Riosucio est une petite grande ville, restée rurale. À la fois trop grosse et pas assez « typique », elle ne présente aucun monuments à l’architecture exceptionnelle ou de sites remarquables et ses rues n’affichent pas de façades chatoyantes.
Au contraire on sent bien que la population manque de pesos pour finir ou peaufiner leurs enduits et mettre en valeurs des bâtiments qui, à quelques exceptions prés n’ont de toute façon rien d’ancestral, colonial ou simplement remarquable.
Et donc.
Riosucio fait partie des lieux qui ne bénéficient que d’un tourisme local entendez par-là que rares sont les gringos qui s’y arrêtent et que presque 100 % des visiteurs étrangers qui y séjournent sont colombiens.
Des connaisseurs en vérité.
Nul gringo ne s’aventure ici, jamais un bus Pullman ne débarque sa horde de voyageurs pressés, Kodak en bandoulière prête à mitrailler les clichés potentiels de la ville… Les rares passeports étrangers qui traversent la ville, n’y sont qu’en transit, direction Jardin, charmant village éminemment plus réputé, plus fancy, plus « instagramable ».
Et c’est tant mieux… Mais quelle erreur !
Riosucio est un havre de paix, un creuset de culture Colombienne, une fontaine de vie quotidienne et de respect des savoirs traditionnels. Ceinte d’hectares agricoles, arboricoles et de végétation tropicale, cet environnement est sa richesse, sa manière de vivre, il forge ses savoir-faire en plus de nourrir sainement sa population.

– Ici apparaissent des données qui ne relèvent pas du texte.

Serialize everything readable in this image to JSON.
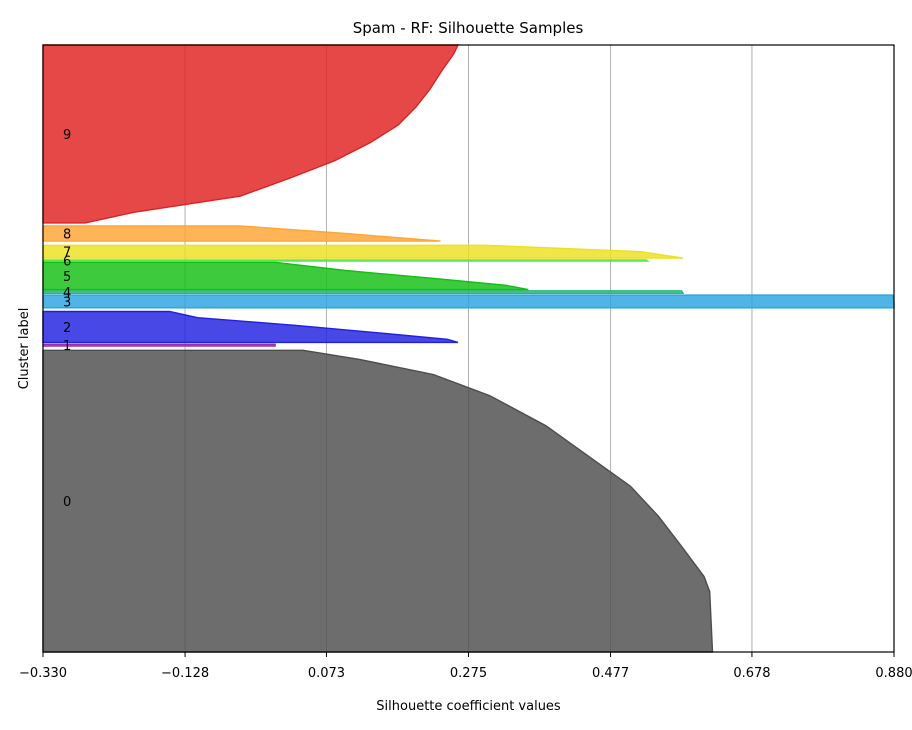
{
  "chart_data": {
    "type": "area",
    "title": "Spam - RF: Silhouette Samples",
    "xlabel": "Silhouette coefficient values",
    "ylabel": "Cluster label",
    "xlim": [
      -0.33,
      0.88
    ],
    "xticks": [
      -0.33,
      -0.128,
      0.073,
      0.275,
      0.477,
      0.678,
      0.88
    ],
    "xtick_labels": [
      "−0.330",
      "−0.128",
      "0.073",
      "0.275",
      "0.477",
      "0.678",
      "0.880"
    ],
    "grid": "vertical",
    "ylim": [
      0,
      1000
    ],
    "clusters": [
      {
        "label": "0",
        "color": "#4d4d4d",
        "y0": 0,
        "y1": 497,
        "profile": [
          [
            0,
            0.622
          ],
          [
            0.1,
            0.62
          ],
          [
            0.2,
            0.618
          ],
          [
            0.25,
            0.61
          ],
          [
            0.35,
            0.578
          ],
          [
            0.45,
            0.545
          ],
          [
            0.55,
            0.505
          ],
          [
            0.65,
            0.445
          ],
          [
            0.75,
            0.385
          ],
          [
            0.85,
            0.305
          ],
          [
            0.92,
            0.225
          ],
          [
            0.97,
            0.12
          ],
          [
            1,
            0.04
          ]
        ]
      },
      {
        "label": "1",
        "color": "#9b2ea5",
        "y0": 504,
        "y1": 507,
        "profile": [
          [
            0,
            0.0
          ],
          [
            1,
            0.0
          ]
        ]
      },
      {
        "label": "2",
        "color": "#2020e0",
        "y0": 510,
        "y1": 561,
        "profile": [
          [
            0,
            0.26
          ],
          [
            0.1,
            0.245
          ],
          [
            0.3,
            0.15
          ],
          [
            0.55,
            0.03
          ],
          [
            0.8,
            -0.11
          ],
          [
            1,
            -0.15
          ]
        ]
      },
      {
        "label": "3",
        "color": "#2aa3e0",
        "y0": 567,
        "y1": 588,
        "profile": [
          [
            0,
            0.88
          ],
          [
            0.5,
            0.88
          ],
          [
            1,
            0.878
          ]
        ]
      },
      {
        "label": "4",
        "color": "#2ab87a",
        "y0": 591,
        "y1": 595,
        "profile": [
          [
            0,
            0.58
          ],
          [
            1,
            0.578
          ]
        ]
      },
      {
        "label": "5",
        "color": "#12c012",
        "y0": 597,
        "y1": 642,
        "profile": [
          [
            0,
            0.36
          ],
          [
            0.15,
            0.33
          ],
          [
            0.4,
            0.23
          ],
          [
            0.7,
            0.1
          ],
          [
            1,
            0.0
          ]
        ]
      },
      {
        "label": "6",
        "color": "#58e858",
        "y0": 644,
        "y1": 646,
        "profile": [
          [
            0,
            0.53
          ],
          [
            1,
            0.528
          ]
        ]
      },
      {
        "label": "7",
        "color": "#eee020",
        "y0": 649,
        "y1": 670,
        "profile": [
          [
            0,
            0.58
          ],
          [
            0.5,
            0.52
          ],
          [
            1,
            0.3
          ]
        ]
      },
      {
        "label": "8",
        "color": "#ffa532",
        "y0": 677,
        "y1": 702,
        "profile": [
          [
            0,
            0.235
          ],
          [
            0.5,
            0.1
          ],
          [
            1,
            -0.05
          ]
        ]
      },
      {
        "label": "9",
        "color": "#e02020",
        "y0": 707,
        "y1": 1000,
        "profile": [
          [
            0,
            -0.27
          ],
          [
            0.06,
            -0.2
          ],
          [
            0.15,
            -0.05
          ],
          [
            0.25,
            0.02
          ],
          [
            0.35,
            0.085
          ],
          [
            0.45,
            0.135
          ],
          [
            0.55,
            0.175
          ],
          [
            0.65,
            0.2
          ],
          [
            0.75,
            0.22
          ],
          [
            0.85,
            0.236
          ],
          [
            0.95,
            0.254
          ],
          [
            1,
            0.26
          ]
        ]
      }
    ]
  }
}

Café bien sûr, banane, platano, canne à sucre, papaye, ananas, mangues, maracuja, Guanabaya, papaye, goyave, pitaya, granadilla, carambole, mangoustine, Higo, lulo, nispero, curuba, badea, tomate d’arbre, papayuela, chirimoya (rouge ou oranges), Feijoa.
Combien de ces fruits avez-vous déjà goûté ?
Et je ne parle pas de ces mille légumes du marché qui font le bonheur de l’assiette végétarienne…
Riosucio la perle de l’Ingruma
Riosucio est propre, très propre, une cohorte d’employés balaient et ramassent sans relâche la moindre trace d’incivilité de fâcheux et autres inconvenants.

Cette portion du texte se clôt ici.